Phone photographs feature a huge depth of field, with everything sharp and in focus from inches in front of you to infinity. There are times when this contributes to the success of the photograph but one of the many advantages of using a DSLR is that with a long lens and large aperture (the f setting) you can throw the foreground and background out of focus, so only the subject is sharp. This is particularly useful for dog photography – portraits invariably look best with nothing to detract your eye from the dog. Combine a long lens with a slow shutter speed and swing the camera through the dog as it runs, as if you were shooting a rabbit, and you can take photographs that really give a sense of movement. Such pictures are often more atmospheric than a pin-sharp picture captured with a high shutter speed.

PHOTOGENIC DOGS

If you experiment with your photography you will soon find that some dogs are more photogenic than others. Photographing black dogs is a nightmare, as the camera’s built-in light meter becomes confused. My best labrador photographs are invariably of yellow or fox-red dogs, both of which are perfect for pictures, just like golden retrievers. The latter also score highly as they have a higher head carriage than a labrador, which makes them more photogenic.

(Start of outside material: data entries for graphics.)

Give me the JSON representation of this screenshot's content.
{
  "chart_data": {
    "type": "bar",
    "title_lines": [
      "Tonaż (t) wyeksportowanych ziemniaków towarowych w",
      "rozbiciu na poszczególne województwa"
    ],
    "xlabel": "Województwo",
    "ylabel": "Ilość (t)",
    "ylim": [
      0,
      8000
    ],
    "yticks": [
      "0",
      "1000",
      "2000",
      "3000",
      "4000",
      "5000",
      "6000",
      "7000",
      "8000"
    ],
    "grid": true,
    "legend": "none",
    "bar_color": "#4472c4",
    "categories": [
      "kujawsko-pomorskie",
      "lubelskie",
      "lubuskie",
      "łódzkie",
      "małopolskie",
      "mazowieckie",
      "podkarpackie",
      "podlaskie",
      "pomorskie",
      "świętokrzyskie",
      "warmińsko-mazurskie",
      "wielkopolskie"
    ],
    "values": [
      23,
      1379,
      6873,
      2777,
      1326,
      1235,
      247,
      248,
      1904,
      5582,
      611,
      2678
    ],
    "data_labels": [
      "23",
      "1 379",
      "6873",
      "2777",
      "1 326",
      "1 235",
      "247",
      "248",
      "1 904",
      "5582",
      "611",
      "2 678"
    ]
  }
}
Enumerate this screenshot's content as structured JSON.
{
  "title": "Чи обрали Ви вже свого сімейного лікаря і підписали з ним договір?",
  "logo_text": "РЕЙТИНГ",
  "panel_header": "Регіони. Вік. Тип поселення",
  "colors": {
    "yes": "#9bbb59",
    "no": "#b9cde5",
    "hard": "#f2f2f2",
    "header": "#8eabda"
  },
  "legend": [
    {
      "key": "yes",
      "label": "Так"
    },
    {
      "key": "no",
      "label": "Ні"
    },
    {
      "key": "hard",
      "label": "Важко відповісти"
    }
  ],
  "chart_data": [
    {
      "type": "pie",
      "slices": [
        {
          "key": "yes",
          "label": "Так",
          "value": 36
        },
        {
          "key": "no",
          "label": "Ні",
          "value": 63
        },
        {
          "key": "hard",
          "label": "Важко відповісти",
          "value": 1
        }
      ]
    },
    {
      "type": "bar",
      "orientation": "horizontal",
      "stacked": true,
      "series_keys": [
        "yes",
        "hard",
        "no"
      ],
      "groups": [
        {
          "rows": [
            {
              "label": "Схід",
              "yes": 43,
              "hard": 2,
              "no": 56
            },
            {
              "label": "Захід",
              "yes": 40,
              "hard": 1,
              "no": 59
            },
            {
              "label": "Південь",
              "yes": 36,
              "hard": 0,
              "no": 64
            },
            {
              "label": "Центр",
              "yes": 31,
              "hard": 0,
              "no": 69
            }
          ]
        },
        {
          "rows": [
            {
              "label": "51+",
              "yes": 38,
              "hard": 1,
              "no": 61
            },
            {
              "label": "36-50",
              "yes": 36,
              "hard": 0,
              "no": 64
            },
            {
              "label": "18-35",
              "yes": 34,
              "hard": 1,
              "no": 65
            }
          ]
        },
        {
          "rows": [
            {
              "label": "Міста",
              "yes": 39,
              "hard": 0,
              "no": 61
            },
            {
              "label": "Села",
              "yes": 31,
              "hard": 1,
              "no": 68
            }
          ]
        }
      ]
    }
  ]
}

Spaniels offer great opportunities for action photographs but are a real challenge. Cockers are particularly tricky as they change direction as quickly as a stoat; springers, being bigger, are easier. Perhaps the most exciting dogs to photograph are pointers and setters working on a grouse moor. Because they tend to work a set pattern they are relatively predictable, so action shots are easier than you might imagine.

Arguably the ultimate gundog photograph is of the retrieve. Don’t be tempted to take a stiff bird out of the game larder, as they never look good in photographs. The best pictures are always of a bird that has just been shot. By all means take the freshly shot bird and hide it again to get that perfect photograph but don’t be tempted to do this with a bird shot even half an hour before, as it just won’t look right.

One ambition was to photograph a setter retrieving. In this country it’s rare to ask pointers or setters to retrieve, as it’s generally thought that finding and pointing the quarry is sufficient work for them. On most moors spaniels or retrievers do the picking-up. That’s not the case on the Continent, so when I spent three days pursuing willow grouse with Irish red setters in northern Sweden I was optimistic that I would get my shot. Frustratingly, I failed. The dogs were accomplished retrievers but the grouse proved far too elusive and not a single bird was shot.

However, there is a growing tend for British handlers to train their dogs to retrieve, mainly because Continental competitions insist that all dogs can hunt, point and retrieve. I finally got my shot of an Irish setter retrieving a grouse on a Yorkshire moor three seasons ago, a highly satisfying moment.

Entries for this year’s Gundog Awards have closed but that gives you plenty of time to take the shot that will win next year’s competition. And don’t forget that The Field also features photographs of the month – so why not have a go?